Making a statement

 

NATIONAL REPORT—The country clearly issued a statement with the recent midterm elections in which the Republicans gained control of the Senate. The question now becomes: Will having a consensus make it considerably easier for the hotel industry to make a statement of its own in the near future and, ultimately, enact legislation that will benefit the industry?

Those who have taken up the industry’s causes on Capitol Hill weighed in on the potential impact of the changes in representation. “The new Senate Republican majority, combined with a larger House Republican majority, will clearly alter the policy landscape for the business community and the lodging industry,” said Katherine Lugar, president and CEO, AH&LA. 

Lugar went into more specifics in terms of what the AH&LA expects: “We anticipate a strong focus in both the House and the Senate on administration oversight and opposing administrative actions on matters like implementation of the Affordable Care Act and decisions issued by the National Labor Relations Board, including the ‘joint employer’ decision that could significantly impact the franchise model,” she said.

Speaking specifically about the Affordable Care Act, Lugar noted that the new Congress is expected to conduct another “messaging vote” on the repeal of the Affordable Care Act and, subsequently, take action on smaller bills to “change burdensome and unworkable parts of the law.” She added that, following the election, both Senator Mitch McConnell (R-KY) and Speaker of the House John Boehner (R-OH) supported a revision in how full-time employees are defined, proposing a change from 30 hours to 40 hours. The AH&LA has been advocating for such a shift for quite some time.

Another big issue for the lodging industry, which has been supported by a number of high-profile brand CEOs, has been its efforts to enact legislation that will reduce visa waiver wait times for other countries. In fact, President Obama recently announced an agreement with China, which will extend the life of business and tourist visas to 10 years from their previous one-year term. In addition, student visas have been extended to five years. 

Most observers believe these measures will significantly boost tourism from the country, but most also acknowledge the U.S. has only scratched the surface on the issue. 

Geoff Ballotti, president and CEO of Wyndham Hotel Group, has been an active political advocate for the lodging industry through his work with groups such as the AH&LA, AAHOA and the U.S. Travel Association. Ballotti is hopeful the recent changes will continue the momentum gained on that front.

“This industry needs to continue to work on reducing visa wait times. We’ve made just great progress over the last few years, but I still think there’s a lot that can be done. With this mix now, a very business-minded focus on reducing visa wait times will really benefit this industry,” he said, adding Brazil should be a country where the U.S. targets its efforts.

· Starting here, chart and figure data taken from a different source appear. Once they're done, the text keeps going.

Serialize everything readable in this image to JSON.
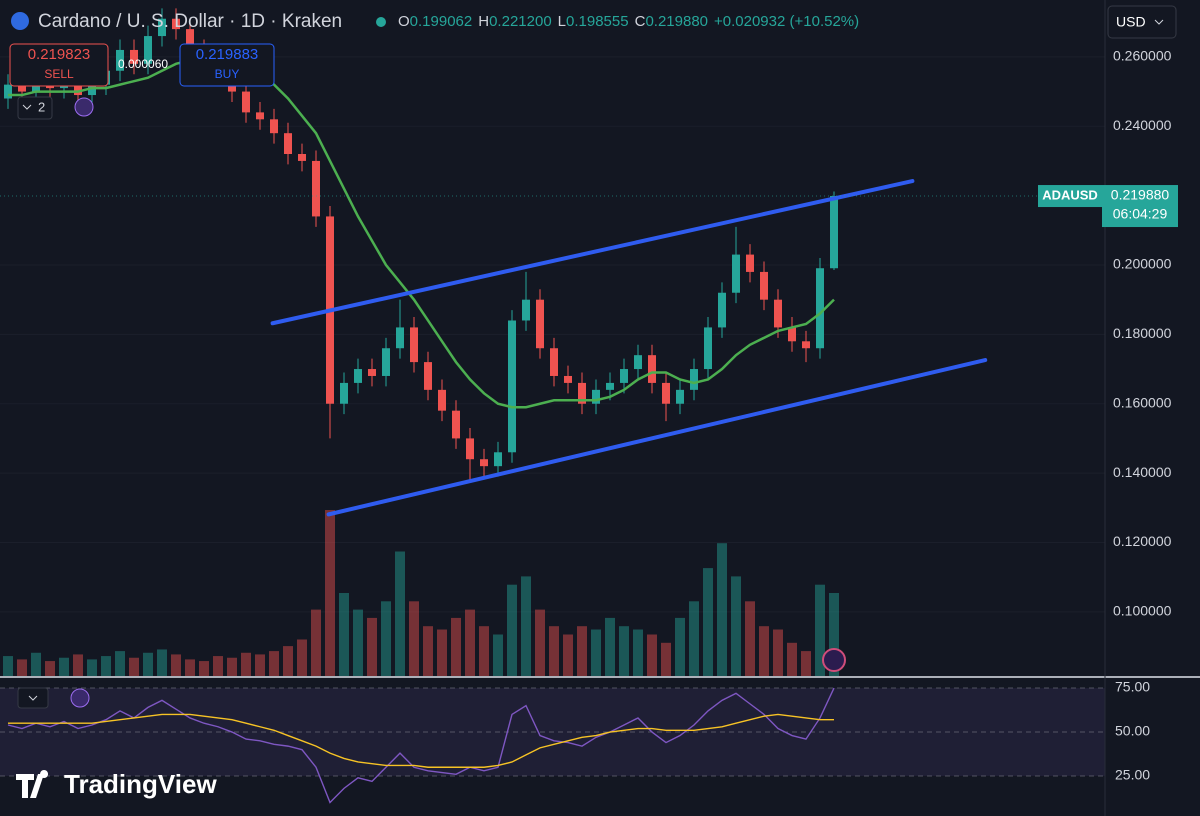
{
  "header": {
    "symbol": "Cardano / U. S. Dollar · 1D · Kraken",
    "ohlc": [
      {
        "label": "O",
        "value": "0.199062"
      },
      {
        "label": "H",
        "value": "0.221200"
      },
      {
        "label": "L",
        "value": "0.198555"
      },
      {
        "label": "C",
        "value": "0.219880"
      }
    ],
    "change": "+0.020932 (+10.52%)"
  },
  "sell": {
    "price": "0.219823",
    "label": "SELL"
  },
  "spread": "0.000060",
  "buy": {
    "price": "0.219883",
    "label": "BUY"
  },
  "indicator_count": "2",
  "currency": "USD",
  "price_tag": {
    "symbol": "ADAUSD",
    "price": "0.219880",
    "countdown": "06:04:29"
  },
  "brand": "TradingView",
  "chart_data": [
    {
      "type": "candlestick",
      "open": [
        0.248,
        0.252,
        0.25,
        0.254,
        0.251,
        0.255,
        0.249,
        0.252,
        0.256,
        0.262,
        0.258,
        0.266,
        0.271,
        0.268,
        0.262,
        0.258,
        0.255,
        0.25,
        0.244,
        0.242,
        0.238,
        0.232,
        0.23,
        0.214,
        0.16,
        0.166,
        0.17,
        0.168,
        0.176,
        0.182,
        0.172,
        0.164,
        0.158,
        0.15,
        0.144,
        0.142,
        0.146,
        0.184,
        0.19,
        0.176,
        0.168,
        0.166,
        0.16,
        0.164,
        0.166,
        0.17,
        0.174,
        0.166,
        0.16,
        0.164,
        0.17,
        0.182,
        0.192,
        0.203,
        0.198,
        0.19,
        0.182,
        0.178,
        0.176,
        0.199062
      ],
      "high": [
        0.255,
        0.255,
        0.257,
        0.257,
        0.258,
        0.258,
        0.255,
        0.259,
        0.265,
        0.265,
        0.269,
        0.274,
        0.274,
        0.271,
        0.265,
        0.261,
        0.258,
        0.253,
        0.247,
        0.245,
        0.241,
        0.235,
        0.233,
        0.217,
        0.169,
        0.173,
        0.173,
        0.179,
        0.19,
        0.185,
        0.175,
        0.167,
        0.161,
        0.153,
        0.147,
        0.149,
        0.187,
        0.198,
        0.193,
        0.179,
        0.171,
        0.169,
        0.167,
        0.169,
        0.173,
        0.177,
        0.177,
        0.169,
        0.167,
        0.173,
        0.185,
        0.195,
        0.211,
        0.206,
        0.201,
        0.193,
        0.185,
        0.181,
        0.202,
        0.2212
      ],
      "low": [
        0.245,
        0.247,
        0.247,
        0.248,
        0.248,
        0.246,
        0.246,
        0.249,
        0.253,
        0.255,
        0.255,
        0.263,
        0.265,
        0.259,
        0.255,
        0.252,
        0.247,
        0.241,
        0.239,
        0.235,
        0.229,
        0.227,
        0.211,
        0.15,
        0.157,
        0.163,
        0.165,
        0.165,
        0.173,
        0.169,
        0.161,
        0.155,
        0.147,
        0.138,
        0.139,
        0.139,
        0.143,
        0.181,
        0.173,
        0.165,
        0.163,
        0.157,
        0.157,
        0.161,
        0.163,
        0.167,
        0.163,
        0.155,
        0.157,
        0.161,
        0.167,
        0.179,
        0.189,
        0.195,
        0.187,
        0.179,
        0.175,
        0.172,
        0.173,
        0.198555
      ],
      "close": [
        0.252,
        0.25,
        0.254,
        0.251,
        0.255,
        0.249,
        0.252,
        0.256,
        0.262,
        0.258,
        0.266,
        0.271,
        0.268,
        0.262,
        0.258,
        0.255,
        0.25,
        0.244,
        0.242,
        0.238,
        0.232,
        0.23,
        0.214,
        0.16,
        0.166,
        0.17,
        0.168,
        0.176,
        0.182,
        0.172,
        0.164,
        0.158,
        0.15,
        0.144,
        0.142,
        0.146,
        0.184,
        0.19,
        0.176,
        0.168,
        0.166,
        0.16,
        0.164,
        0.166,
        0.17,
        0.174,
        0.166,
        0.16,
        0.164,
        0.17,
        0.182,
        0.192,
        0.203,
        0.198,
        0.19,
        0.182,
        0.178,
        0.176,
        0.199062,
        0.21988
      ],
      "volume": [
        12,
        10,
        14,
        9,
        11,
        13,
        10,
        12,
        15,
        11,
        14,
        16,
        13,
        10,
        9,
        12,
        11,
        14,
        13,
        15,
        18,
        22,
        40,
        100,
        50,
        40,
        35,
        45,
        75,
        45,
        30,
        28,
        35,
        40,
        30,
        25,
        55,
        60,
        40,
        30,
        25,
        30,
        28,
        35,
        30,
        28,
        25,
        20,
        35,
        45,
        65,
        80,
        60,
        45,
        30,
        28,
        20,
        15,
        55,
        50
      ],
      "ma": [
        0.249,
        0.249,
        0.25,
        0.25,
        0.25,
        0.25,
        0.251,
        0.251,
        0.252,
        0.253,
        0.254,
        0.256,
        0.258,
        0.259,
        0.26,
        0.26,
        0.259,
        0.257,
        0.255,
        0.252,
        0.248,
        0.243,
        0.238,
        0.23,
        0.222,
        0.214,
        0.207,
        0.2,
        0.195,
        0.19,
        0.184,
        0.178,
        0.172,
        0.167,
        0.163,
        0.16,
        0.159,
        0.159,
        0.16,
        0.161,
        0.161,
        0.161,
        0.161,
        0.162,
        0.164,
        0.167,
        0.169,
        0.169,
        0.167,
        0.166,
        0.167,
        0.17,
        0.174,
        0.177,
        0.179,
        0.181,
        0.182,
        0.183,
        0.186,
        0.19
      ],
      "trendlines": [
        {
          "x": [
            18.9,
            64.6
          ],
          "values": [
            0.1832,
            0.2242
          ]
        },
        {
          "x": [
            22.9,
            69.8
          ],
          "values": [
            0.1281,
            0.1726
          ]
        }
      ],
      "up_color": "#26a69a",
      "down_color": "#ef5350",
      "ma_color": "#4caf50",
      "trendline_color": "#2f5cf0",
      "ylim": [
        0.0815,
        0.2764
      ],
      "yticks": [
        {
          "value": 0.26,
          "label": "0.260000"
        },
        {
          "value": 0.24,
          "label": "0.240000"
        },
        {
          "value": 0.2,
          "label": "0.200000"
        },
        {
          "value": 0.18,
          "label": "0.180000"
        },
        {
          "value": 0.16,
          "label": "0.160000"
        },
        {
          "value": 0.14,
          "label": "0.140000"
        },
        {
          "value": 0.12,
          "label": "0.120000"
        },
        {
          "value": 0.1,
          "label": "0.100000"
        }
      ],
      "grid": true
    },
    {
      "type": "line",
      "series": [
        {
          "color": "#7e57c2",
          "values": [
            54,
            52,
            55,
            53,
            56,
            52,
            54,
            57,
            62,
            58,
            64,
            68,
            63,
            58,
            55,
            53,
            50,
            46,
            45,
            43,
            42,
            40,
            30,
            10,
            18,
            24,
            22,
            30,
            38,
            30,
            28,
            27,
            26,
            30,
            28,
            30,
            60,
            65,
            48,
            45,
            44,
            42,
            47,
            50,
            54,
            58,
            50,
            44,
            48,
            54,
            62,
            68,
            72,
            66,
            60,
            52,
            48,
            46,
            58,
            75
          ]
        },
        {
          "color": "#f7c325",
          "values": [
            55,
            55,
            55,
            55,
            55,
            55,
            55,
            56,
            57,
            58,
            59,
            60,
            60,
            60,
            59,
            58,
            57,
            55,
            53,
            51,
            48,
            45,
            42,
            38,
            35,
            33,
            32,
            31,
            31,
            31,
            30,
            30,
            30,
            30,
            30,
            31,
            33,
            37,
            41,
            43,
            45,
            47,
            48,
            50,
            51,
            52,
            52,
            51,
            51,
            51,
            52,
            53,
            55,
            57,
            59,
            60,
            59,
            58,
            57,
            57
          ]
        }
      ],
      "ylim": [
        2.3,
        80.7
      ],
      "yticks": [
        {
          "value": 75,
          "label": "75.00"
        },
        {
          "value": 50,
          "label": "50.00"
        },
        {
          "value": 25,
          "label": "25.00"
        }
      ]
    }
  ]
}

Ballotti continued, “There’s no better time for our voices to be heard. Travel and tourism is the world’s biggest industry. There’s a willingness to listen, more so than ever, and  there’s an opportunity for our country to reverse a trend and recapture what has been just a dramatic loss of share. The last 12 years, we’ve lost over a third of our share of international arrivals. I’m confident this country could retake its top spot with a handful of quick fixes.”

Lugar underscored the point: “Reducing visa wait times is one of our priorities in any immigration reform proposal. This is a common-sense way to draw more visitors to our country with great benefits to the U.S. economy.”  

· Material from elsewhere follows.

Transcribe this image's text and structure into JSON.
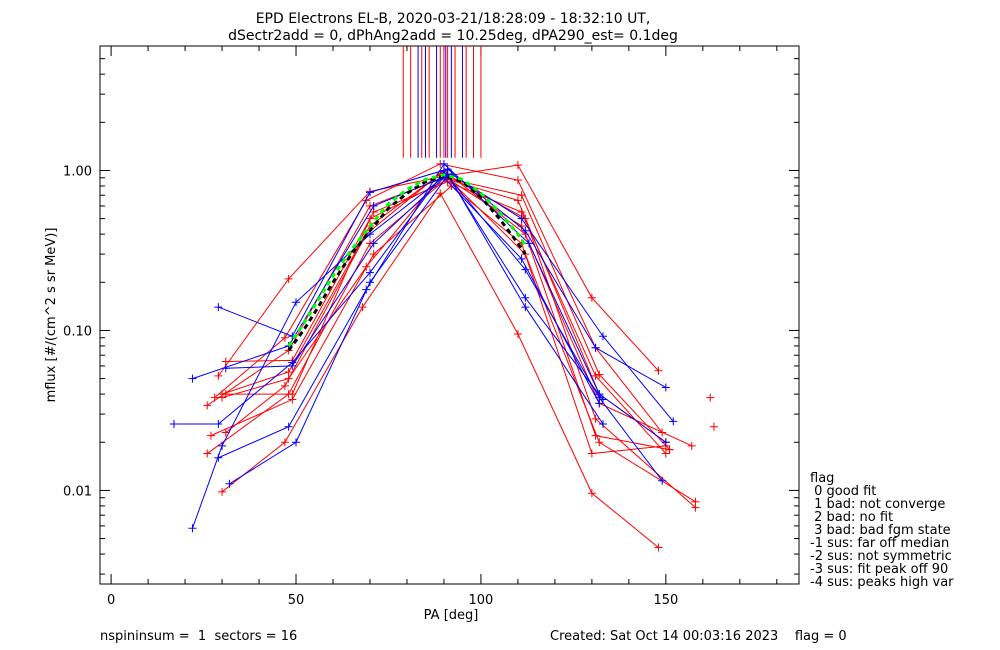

Lugar further added that while the JOLT (Jobs Originated through Launching Travel) Act was incorporated into the Senate-passed comprehensive immigration bill, the House has not moved on the bill or the JOLT Act specifically. Lugar commented, “AH&LA will work strategically and aggressively to find a path forward for this important legislation in the new Congress.” 

Lugar noted the AH&LA also remains hopeful that, prior to recessing for the year, the House of Representatives will pass the Terrorism Risk Insurance Act (TRIA), which was passed by the Senate earlier this year and expires at the end of this month. According to the AH&LA, TRIA is bipartisan legislation that promotes stability and job growth across many sectors.

Lugar maintained that both House and Senate leaders planned to pass a budget in 2015 to provide a guideline for government funding for the coming year. She added that another area where the AH&LA expects early consensus is patent reform. She maintained, “Both House and Senate Republican leaders on this issue have stated their intent to revisit legislation quickly.”

Lugar also acknowledged that there is a general consensus that the recent government changes will result in more tangible results but, nonetheless, challenges continue to exist. “We expect more cross-collaboration between House and Senate Republican leadership to work together to illustrate that Congress can govern and get things done,” she said. “However, it will not be an easy road, given the dynamic of a more conservative House and Senate with a significant number of blue and purple state Republicans up for re-election in 2016. That said, we anticipate a busy year legislatively that includes some smaller, targeted measures getting to the President’s desk and being signed into law.”

Lugar commented further: “The good news is that the hotel industry has had record growth in 2014, and projections expect 2015 to be another great year. Even amid the turmoil of the midterm elections, our industry is thriving and remains a bright spot in the economy.”